Em Moscou, no dia 15 de março, ignorando todos esses riscos, uma mulher escolheu como ponto de protesto a Catedral do Cristo Salvador. Em um cartaz, reproduziu o sexto mandamento segundo a Igreja Ortodoxa: “Não matarás”. Outra mulher desafiou a censura e se posicionou em uma esquina próxima do Kremlin com um cartaz que dizia “Não à guerra”. Ambas foram retiradas por policiais e colocadas em um camburão menos de dez minutos depois de exibirem os cartazes.

Artista russa é presa por protestar contra a guerra nas etiquetas de preços
Jovem russa exibe cartaz com a frase “não matarás” em protesto antiguerra (Foto: reprodução/Twitter)

Yevgenia Isayeva, uma artista e ativista da cidade russa de São Petesburgo, optou por um protesto mais gráfico no dia 27 de março. Com um vestido branco, ela se posicionou em frente à prefeitura da cidade e, então, despejou tinta vermelha sobre a roupa, enquanto dizia repetidamente: “Meu coração sangra, meu coração sangra…”. Também teve poucos minutos para se manifestar antes de ser retirada à força.

Há, ainda, os manifestantes que querem deixar sua mensagens sem expor a própria imagem.
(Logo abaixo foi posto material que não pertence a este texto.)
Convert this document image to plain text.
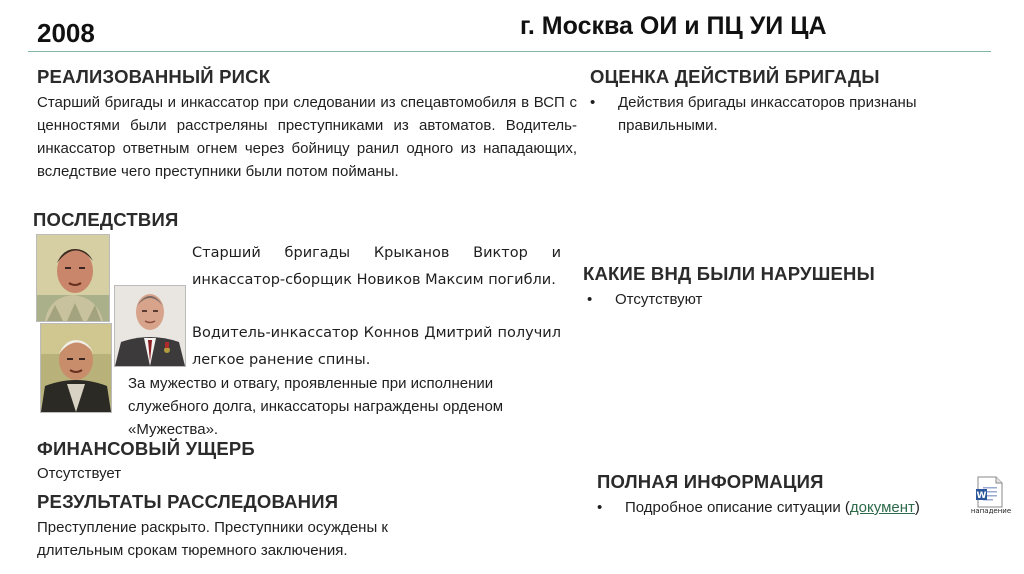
2008	г. Москва ОИ и ПЦ УИ ЦА
РЕАЛИЗОВАННЫЙ РИСК
Старший бригады и инкассатор при следовании из спецавтомобиля в ВСП с ценностями были расстреляны преступниками из автоматов. Водитель-инкассатор ответным огнем через бойницу ранил одного из нападающих, вследствие чего преступники были потом пойманы.
ОЦЕНКА ДЕЙСТВИЙ БРИГАДЫ
•	Действия бригады инкассаторов признаны правильными.
ПОСЛЕДСТВИЯ
Старший бригады Крыканов Виктор и инкассатор-сборщик Новиков Максим погибли.
Водитель-инкассатор Коннов Дмитрий получил легкое ранение спины.
За мужество и отвагу, проявленные при исполнении служебного долга, инкассаторы награждены орденом «Мужества».
КАКИЕ ВНД БЫЛИ НАРУШЕНЫ
•	Отсутствуют
ФИНАНСОВЫЙ УЩЕРБ
Отсутствует
РЕЗУЛЬТАТЫ РАССЛЕДОВАНИЯ
Преступление раскрыто. Преступники осуждены к длительным срокам тюремного заключения.
ПОЛНАЯ ИНФОРМАЦИЯ
•	Подробное описание ситуации (документ)
W
нападение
Casos dos grafiteiros que têm feito surgir nos muros de cidades russas mensagens antiguerra. Também em 27 de março, dois homens foram presos na cidade de Tula, no sul do país, acusados de grafitar mensagens como “Derrubem Putin” e “Parem Putin”.

Coletivamente, um jeito diferente de protestar tem sido através de mensagens escritas em cédulas e moedas de rublos. O fenômeno passou a ser compartilhado em plataformas como TwitterTelegram e Reddit. As mensagens são normalmente escritas à mão, sendo as frases mais comuns “não à guerra” e “russos contra a guerra”.